Transisi ke Makanan Tambahan pada Bayi

Makanan Tambahan yang Tidak Diberikan pada Waktu yang Tepat Bikin Bayi Sakit!

Spesialis dari Departemen Kesehatan dan Penyakit Anak Rumah Sakit Memorial Antalya akan mempengaruhi semua kehidupan bayi; Dia memberikan informasi tentang masa transisi ke makanan tambahan, di mana dasar-dasar kebiasaan makan yang sehat diletakkan.

"Bayi Anda tidak bisa makan makanan yang sama dengan Anda!"

Para ahli menyatakan bahwa masa transisi bayi yang diberi ASI selama berbulan-bulan ke makanan tambahan merupakan proses yang mengkhawatirkan bagi para ibu, “Bayi Anda ingin mencicipi setiap makanan yang Anda miliki dalam periode ini. Namun, karena sistem saraf dan ototnya tidak berfungsi, dia belum bisa berjalan; "Tidak tepat bagi bayi Anda untuk mengonsumsi makanan yang sama seperti orang dewasa, karena sistem pencernaan dan ginjal yang membersihkan darah terus berkembang."

Makanan tambahan yang dimulai terlalu cepat dapat menyebabkan masalah perkembangan!

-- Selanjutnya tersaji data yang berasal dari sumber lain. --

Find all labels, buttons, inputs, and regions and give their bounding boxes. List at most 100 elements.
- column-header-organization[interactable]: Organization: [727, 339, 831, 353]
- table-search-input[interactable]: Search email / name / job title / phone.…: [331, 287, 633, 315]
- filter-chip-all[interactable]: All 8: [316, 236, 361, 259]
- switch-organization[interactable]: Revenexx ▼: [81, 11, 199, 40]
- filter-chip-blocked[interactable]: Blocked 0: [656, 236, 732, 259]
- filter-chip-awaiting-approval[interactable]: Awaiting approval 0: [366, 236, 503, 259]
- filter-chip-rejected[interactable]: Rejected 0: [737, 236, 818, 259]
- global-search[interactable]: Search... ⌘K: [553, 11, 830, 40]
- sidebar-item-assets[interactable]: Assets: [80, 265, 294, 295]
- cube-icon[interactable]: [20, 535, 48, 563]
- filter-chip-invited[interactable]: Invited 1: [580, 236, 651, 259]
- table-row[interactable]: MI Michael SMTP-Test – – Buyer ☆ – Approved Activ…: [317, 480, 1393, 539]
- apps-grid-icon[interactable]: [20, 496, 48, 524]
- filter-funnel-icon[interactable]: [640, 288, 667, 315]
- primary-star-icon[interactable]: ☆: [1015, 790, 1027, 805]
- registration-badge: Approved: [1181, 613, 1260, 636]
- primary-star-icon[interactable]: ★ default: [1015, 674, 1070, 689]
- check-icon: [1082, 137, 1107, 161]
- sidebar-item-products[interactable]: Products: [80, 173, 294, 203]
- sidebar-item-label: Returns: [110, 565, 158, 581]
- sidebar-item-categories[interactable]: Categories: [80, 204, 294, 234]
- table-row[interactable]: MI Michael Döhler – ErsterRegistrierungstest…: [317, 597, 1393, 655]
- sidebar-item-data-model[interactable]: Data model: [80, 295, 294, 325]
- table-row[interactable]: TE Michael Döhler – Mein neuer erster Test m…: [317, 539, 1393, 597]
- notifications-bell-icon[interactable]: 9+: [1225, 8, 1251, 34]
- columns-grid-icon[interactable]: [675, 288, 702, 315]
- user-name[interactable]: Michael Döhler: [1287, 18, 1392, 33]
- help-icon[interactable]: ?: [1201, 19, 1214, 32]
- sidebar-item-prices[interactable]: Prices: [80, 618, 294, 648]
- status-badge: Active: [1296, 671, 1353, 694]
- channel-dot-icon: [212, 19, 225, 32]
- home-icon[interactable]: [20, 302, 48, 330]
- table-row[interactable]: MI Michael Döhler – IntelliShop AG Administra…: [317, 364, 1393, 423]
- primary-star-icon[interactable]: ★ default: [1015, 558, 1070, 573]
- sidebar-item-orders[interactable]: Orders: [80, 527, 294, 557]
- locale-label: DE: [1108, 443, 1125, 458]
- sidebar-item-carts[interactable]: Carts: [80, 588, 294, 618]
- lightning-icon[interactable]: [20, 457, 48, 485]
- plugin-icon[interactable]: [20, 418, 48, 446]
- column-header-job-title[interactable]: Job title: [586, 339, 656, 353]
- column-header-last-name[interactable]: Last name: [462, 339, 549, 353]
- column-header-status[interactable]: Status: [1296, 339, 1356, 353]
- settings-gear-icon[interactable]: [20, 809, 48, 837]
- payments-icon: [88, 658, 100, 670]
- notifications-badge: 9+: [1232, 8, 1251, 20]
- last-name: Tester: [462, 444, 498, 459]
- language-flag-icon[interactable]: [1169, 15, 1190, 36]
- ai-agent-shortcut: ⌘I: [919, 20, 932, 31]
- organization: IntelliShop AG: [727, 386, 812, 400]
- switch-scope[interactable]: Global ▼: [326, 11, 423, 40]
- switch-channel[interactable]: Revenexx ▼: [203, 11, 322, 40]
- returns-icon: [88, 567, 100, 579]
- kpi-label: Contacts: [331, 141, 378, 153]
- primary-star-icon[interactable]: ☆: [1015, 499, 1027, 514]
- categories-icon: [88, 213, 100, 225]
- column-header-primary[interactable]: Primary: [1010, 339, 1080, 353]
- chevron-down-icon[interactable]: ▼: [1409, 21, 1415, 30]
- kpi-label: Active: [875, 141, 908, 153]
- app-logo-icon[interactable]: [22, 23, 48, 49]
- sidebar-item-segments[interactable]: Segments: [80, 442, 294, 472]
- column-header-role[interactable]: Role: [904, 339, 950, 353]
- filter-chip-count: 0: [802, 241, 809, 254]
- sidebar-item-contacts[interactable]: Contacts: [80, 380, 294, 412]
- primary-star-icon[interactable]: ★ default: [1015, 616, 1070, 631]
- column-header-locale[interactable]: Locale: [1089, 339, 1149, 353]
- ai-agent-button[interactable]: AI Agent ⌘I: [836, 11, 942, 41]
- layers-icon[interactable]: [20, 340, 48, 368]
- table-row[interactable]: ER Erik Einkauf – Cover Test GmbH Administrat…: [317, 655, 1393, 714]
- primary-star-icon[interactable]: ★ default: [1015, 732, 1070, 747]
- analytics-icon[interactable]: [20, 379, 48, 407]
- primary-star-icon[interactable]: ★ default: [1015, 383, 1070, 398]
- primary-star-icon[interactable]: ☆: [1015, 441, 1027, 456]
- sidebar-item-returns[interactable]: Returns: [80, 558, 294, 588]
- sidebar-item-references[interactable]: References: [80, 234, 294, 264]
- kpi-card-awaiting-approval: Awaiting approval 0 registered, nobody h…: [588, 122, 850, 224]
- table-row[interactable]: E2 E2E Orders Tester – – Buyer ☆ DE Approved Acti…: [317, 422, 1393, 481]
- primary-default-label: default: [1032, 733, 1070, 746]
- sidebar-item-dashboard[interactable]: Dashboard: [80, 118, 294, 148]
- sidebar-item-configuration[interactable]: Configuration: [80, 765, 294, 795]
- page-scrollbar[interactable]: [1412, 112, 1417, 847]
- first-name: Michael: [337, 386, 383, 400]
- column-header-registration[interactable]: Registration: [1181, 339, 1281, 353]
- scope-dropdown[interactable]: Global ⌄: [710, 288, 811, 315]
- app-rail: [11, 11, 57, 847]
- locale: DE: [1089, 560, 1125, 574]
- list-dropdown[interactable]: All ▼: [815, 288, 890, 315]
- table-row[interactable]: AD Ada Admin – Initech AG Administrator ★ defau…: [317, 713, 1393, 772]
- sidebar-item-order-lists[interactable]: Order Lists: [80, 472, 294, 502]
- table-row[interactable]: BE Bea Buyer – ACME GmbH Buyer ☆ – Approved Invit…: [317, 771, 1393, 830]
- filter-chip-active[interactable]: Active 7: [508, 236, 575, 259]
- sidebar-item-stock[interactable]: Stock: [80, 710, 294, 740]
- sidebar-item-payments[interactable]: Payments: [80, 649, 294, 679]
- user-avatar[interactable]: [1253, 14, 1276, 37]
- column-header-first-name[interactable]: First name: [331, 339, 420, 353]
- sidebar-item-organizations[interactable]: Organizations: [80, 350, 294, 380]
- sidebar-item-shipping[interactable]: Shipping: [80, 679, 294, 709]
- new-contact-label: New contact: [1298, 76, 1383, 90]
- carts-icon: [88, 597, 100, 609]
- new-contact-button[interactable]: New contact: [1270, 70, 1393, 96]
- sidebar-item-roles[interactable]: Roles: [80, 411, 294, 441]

Berbicara tentang pentingnya makanan dan waktu dalam peralihan dari ASI ke makanan tambahan, para ahli menjelaskan masalah seperti apa yang dapat dialami saat memulai makanan tambahan lebih awal atau lebih lambat: “Ketika makanan tambahan dimulai lebih awal; Karena sistem pencernaan belum berkembang sepenuhnya, peningkatan diare dan alergi makanan diamati. Sebaliknya, jika nutrisi yang tepat dan mencukupi tidak diberikan, dapat terjadi masalah perkembangan. Ketika makanan tambahan dimulai terlambat; Karena ASI mungkin tidak mencukupi di bulan-bulan berikutnya, hal itu dapat menyebabkan perlambatan pertumbuhan, melemahnya kekebalan dan masalah penambahan berat badan. Pemilihan makanan yang tidak tepat juga; dapat menyebabkan gangguan perkembangan yang parah dan kekurangan elemen yang dikenal sebagai malnutrisi energi protein.

"Perlu menunggu waktu yang tepat"

Spesialis dari Departemen Kesehatan Anak dan Penyakit Rumah Sakit Memorial Antalya berkata, “Waktu terbaik untuk memulai makanan tambahan adalah antara bulan ke-4 dan ke-6. Kebutuhan untuk memulai makanan tambahan dapat dipahami dengan beberapa gejala. "Dia menambahkan:" Bayi memegangi kepalanya tegak, duduk, mengembangkan koordinasi tangan dan mata, meletakkan mainannya ke mulutnya, refleks ekstraksi lidah menghilang, bisa makan. dari sendok, membuka mulutnya, koordinasi menelan dan mengunyah meningkat; Ini bisa dianggap sebagai tanda periode yang tepat untuk transisi ke makanan tambahan. "

Poin penting saat memulai makanan tambahan!

Menarik perhatian pada pentingnya memulai setiap makanan baru satu per satu dan memberikannya dalam jumlah kecil dalam transisi ke makanan tambahan pada bayi, para ahli mengatakan, “Jika makanan diberikan dalam jumlah kecil, selang 2-3 hari, jika anak memiliki alergi terhadap bahan makanan, dapat dideteksi. Makanan tambahan; Perhatian harus diberikan untuk makanan yang kaya kalori, protein, zat besi, seng, vitamin A dan vitamin D. Makanan alami dan yang baru disiapkan harus lebih disukai, makanan kaleng atau beku harus dihindari. Sementara itu, berbagai makanan dapat diberikan sesuai dengan struktur budaya masyarakat dengan memperhatikan kondisi kebersihan. Bayi tidak boleh dipaksa untuk mengambil makanan yang tidak diinginkannya. Makanan ini harus dicoba lagi setelah istirahat sebentar dan dua sampai tiga minggu kemudian. Di sisi lain, makanan tambahan dimulai sebagai satu kali makan. Saat bayi berusia enam bulan, ia bisa makan 2-4 kali sehari sebagai tambahan ASI. Pada masa-masa awal sayur mayur seperti wortel, zucchini, kentang; Yogurt; Sementara kelompok makanan tunggal seperti bubur buah yang disiapkan dengan apel, pir dan pisang lebih disukai; Nanti, berbagai campuran seperti sup sayuran dan zucchini isi dapat diberikan sebagai makanan tambahan ”.